Sep 15 13 06:45 am  Link  Quote 
Photographer
MerrillMedia
Posts: 8,338
New Orleans, Louisiana, US


There have many aircraft over the years of aviation that have had much worse problems. Boeing will get the kinks worked out and 787 will likely have a long service life.
Sep 15 13 07:24 am  Link  Quote 
Photographer
Tony-S
Posts: 1,291
Fort Collins, Colorado, US


de BUEN PHOTOGRAPHY wrote:
That was Air Canada 767-200 FIN604 that ran out of fuel and the pilots landed the aircraft dead stick.

The 757/767/777 (and I suspect 787) have 7:1 altitude to glide ratios, which also helps substantially when losing power!

Sep 15 13 09:25 am  Link  Quote 
Photographer
Hikari Tech Photography
Posts: 791
Vancouver, British Columbia, Canada


Robb Mann wrote:

I disagree. The A380 and 787 represent the direction each company believes will be the future of long range air travel. Airbus bet on a true 747 successor with huge capacity while Boeing choose efficiency and fuel savings. Both planes represent a huge risk and enormous gamble for their respective companies. I see each plane as the current 'halo' product for their company. These are the planes in the spotlight. The ones they bring to airshows to impress crowds.
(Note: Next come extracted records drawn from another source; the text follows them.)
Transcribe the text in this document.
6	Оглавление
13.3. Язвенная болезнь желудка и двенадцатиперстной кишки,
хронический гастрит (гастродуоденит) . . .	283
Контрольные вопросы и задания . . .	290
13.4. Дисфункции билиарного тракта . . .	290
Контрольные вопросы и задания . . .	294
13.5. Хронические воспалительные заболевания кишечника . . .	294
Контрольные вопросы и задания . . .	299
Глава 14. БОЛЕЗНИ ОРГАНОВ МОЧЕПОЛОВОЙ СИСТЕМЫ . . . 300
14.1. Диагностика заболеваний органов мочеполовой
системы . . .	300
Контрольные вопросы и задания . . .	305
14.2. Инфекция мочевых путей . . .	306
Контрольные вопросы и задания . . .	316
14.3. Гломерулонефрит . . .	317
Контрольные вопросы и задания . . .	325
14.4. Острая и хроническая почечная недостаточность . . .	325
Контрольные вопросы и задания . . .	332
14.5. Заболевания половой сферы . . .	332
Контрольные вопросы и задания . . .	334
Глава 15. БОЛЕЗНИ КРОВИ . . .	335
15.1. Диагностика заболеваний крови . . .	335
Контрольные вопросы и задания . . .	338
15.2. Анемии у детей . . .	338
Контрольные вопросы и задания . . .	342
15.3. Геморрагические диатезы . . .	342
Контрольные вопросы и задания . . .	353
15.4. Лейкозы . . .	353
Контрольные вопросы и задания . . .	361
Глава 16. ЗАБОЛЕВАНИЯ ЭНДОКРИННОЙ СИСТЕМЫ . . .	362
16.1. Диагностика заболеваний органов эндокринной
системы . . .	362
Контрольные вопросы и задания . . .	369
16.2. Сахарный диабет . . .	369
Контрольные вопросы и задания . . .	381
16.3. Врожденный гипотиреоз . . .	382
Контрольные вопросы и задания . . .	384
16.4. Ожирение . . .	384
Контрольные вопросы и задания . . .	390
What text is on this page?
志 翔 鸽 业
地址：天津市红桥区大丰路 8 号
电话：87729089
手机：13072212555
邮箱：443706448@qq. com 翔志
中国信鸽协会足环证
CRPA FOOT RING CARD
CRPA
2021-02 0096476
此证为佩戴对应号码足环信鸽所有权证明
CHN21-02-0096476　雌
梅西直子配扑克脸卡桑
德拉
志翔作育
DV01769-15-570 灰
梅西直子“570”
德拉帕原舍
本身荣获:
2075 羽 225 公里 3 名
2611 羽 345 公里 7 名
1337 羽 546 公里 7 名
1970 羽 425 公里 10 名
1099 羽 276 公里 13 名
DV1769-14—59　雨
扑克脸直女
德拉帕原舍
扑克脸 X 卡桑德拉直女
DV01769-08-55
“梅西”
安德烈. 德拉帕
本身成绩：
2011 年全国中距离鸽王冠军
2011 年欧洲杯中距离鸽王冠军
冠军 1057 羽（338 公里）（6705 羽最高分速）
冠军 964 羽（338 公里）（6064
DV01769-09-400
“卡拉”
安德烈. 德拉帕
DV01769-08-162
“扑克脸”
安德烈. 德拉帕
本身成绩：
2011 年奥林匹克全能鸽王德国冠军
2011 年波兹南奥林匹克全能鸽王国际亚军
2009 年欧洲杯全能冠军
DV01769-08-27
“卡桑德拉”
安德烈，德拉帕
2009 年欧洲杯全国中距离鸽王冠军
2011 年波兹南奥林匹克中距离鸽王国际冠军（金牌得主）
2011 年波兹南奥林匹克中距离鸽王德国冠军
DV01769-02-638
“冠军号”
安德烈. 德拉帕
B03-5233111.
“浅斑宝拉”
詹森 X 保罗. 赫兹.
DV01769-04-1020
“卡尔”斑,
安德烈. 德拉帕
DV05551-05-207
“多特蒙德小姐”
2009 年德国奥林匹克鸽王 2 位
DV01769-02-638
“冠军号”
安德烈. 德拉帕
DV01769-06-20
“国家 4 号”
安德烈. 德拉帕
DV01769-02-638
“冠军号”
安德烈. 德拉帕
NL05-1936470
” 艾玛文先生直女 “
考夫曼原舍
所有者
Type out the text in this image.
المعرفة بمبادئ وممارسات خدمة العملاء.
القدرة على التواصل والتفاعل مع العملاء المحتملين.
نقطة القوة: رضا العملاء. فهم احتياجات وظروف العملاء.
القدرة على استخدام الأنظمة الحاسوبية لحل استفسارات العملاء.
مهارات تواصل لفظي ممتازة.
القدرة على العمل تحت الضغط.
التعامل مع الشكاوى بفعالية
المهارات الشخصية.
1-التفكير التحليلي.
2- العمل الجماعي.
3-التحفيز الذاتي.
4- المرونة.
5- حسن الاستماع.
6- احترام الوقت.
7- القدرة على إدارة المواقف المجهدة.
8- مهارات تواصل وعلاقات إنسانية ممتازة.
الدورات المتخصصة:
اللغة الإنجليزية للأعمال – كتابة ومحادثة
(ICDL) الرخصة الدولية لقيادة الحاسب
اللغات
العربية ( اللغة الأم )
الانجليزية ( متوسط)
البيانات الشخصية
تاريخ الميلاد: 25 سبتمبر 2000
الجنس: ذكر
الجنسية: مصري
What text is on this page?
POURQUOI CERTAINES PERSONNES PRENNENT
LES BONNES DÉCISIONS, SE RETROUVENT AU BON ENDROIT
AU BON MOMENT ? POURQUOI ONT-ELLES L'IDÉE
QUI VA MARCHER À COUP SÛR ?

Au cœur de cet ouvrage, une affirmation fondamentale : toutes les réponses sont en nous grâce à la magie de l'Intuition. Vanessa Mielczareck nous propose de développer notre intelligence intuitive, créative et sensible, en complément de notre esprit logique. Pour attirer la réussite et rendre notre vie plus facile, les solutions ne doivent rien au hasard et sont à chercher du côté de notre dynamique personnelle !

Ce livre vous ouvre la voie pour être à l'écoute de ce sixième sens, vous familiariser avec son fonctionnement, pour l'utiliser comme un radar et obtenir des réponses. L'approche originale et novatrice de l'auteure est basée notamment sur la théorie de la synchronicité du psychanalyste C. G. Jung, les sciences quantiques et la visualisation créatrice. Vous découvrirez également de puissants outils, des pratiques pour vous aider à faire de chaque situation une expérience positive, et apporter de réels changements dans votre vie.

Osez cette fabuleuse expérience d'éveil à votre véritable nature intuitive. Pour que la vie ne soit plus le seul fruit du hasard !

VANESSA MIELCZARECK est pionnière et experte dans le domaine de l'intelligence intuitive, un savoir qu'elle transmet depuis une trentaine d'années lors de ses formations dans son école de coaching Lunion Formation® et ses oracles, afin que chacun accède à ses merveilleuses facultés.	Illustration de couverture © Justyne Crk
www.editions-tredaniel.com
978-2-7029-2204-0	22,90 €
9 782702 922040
Airbus knew that Boeing with the smaller (than the 747-400ER) 777-300ER would not do what airlines wanting more seats wanted. The 747-400ER was over 20 years old by the time Airbus started on the A380 and was looking to take any orders that would have been for Boeing's 747 and 777.

The A380 was a direct attack on the 747-400ER market and Boeing responded by going to the 747-800.

Airbus is now going after the 787 and 777 markets with their new A350.

Claiming that two completely different aircraft types are direct competition is like someone claiming that the station wagon is the direct competitor to the 5 ton truck because they both haul goods and companies need that.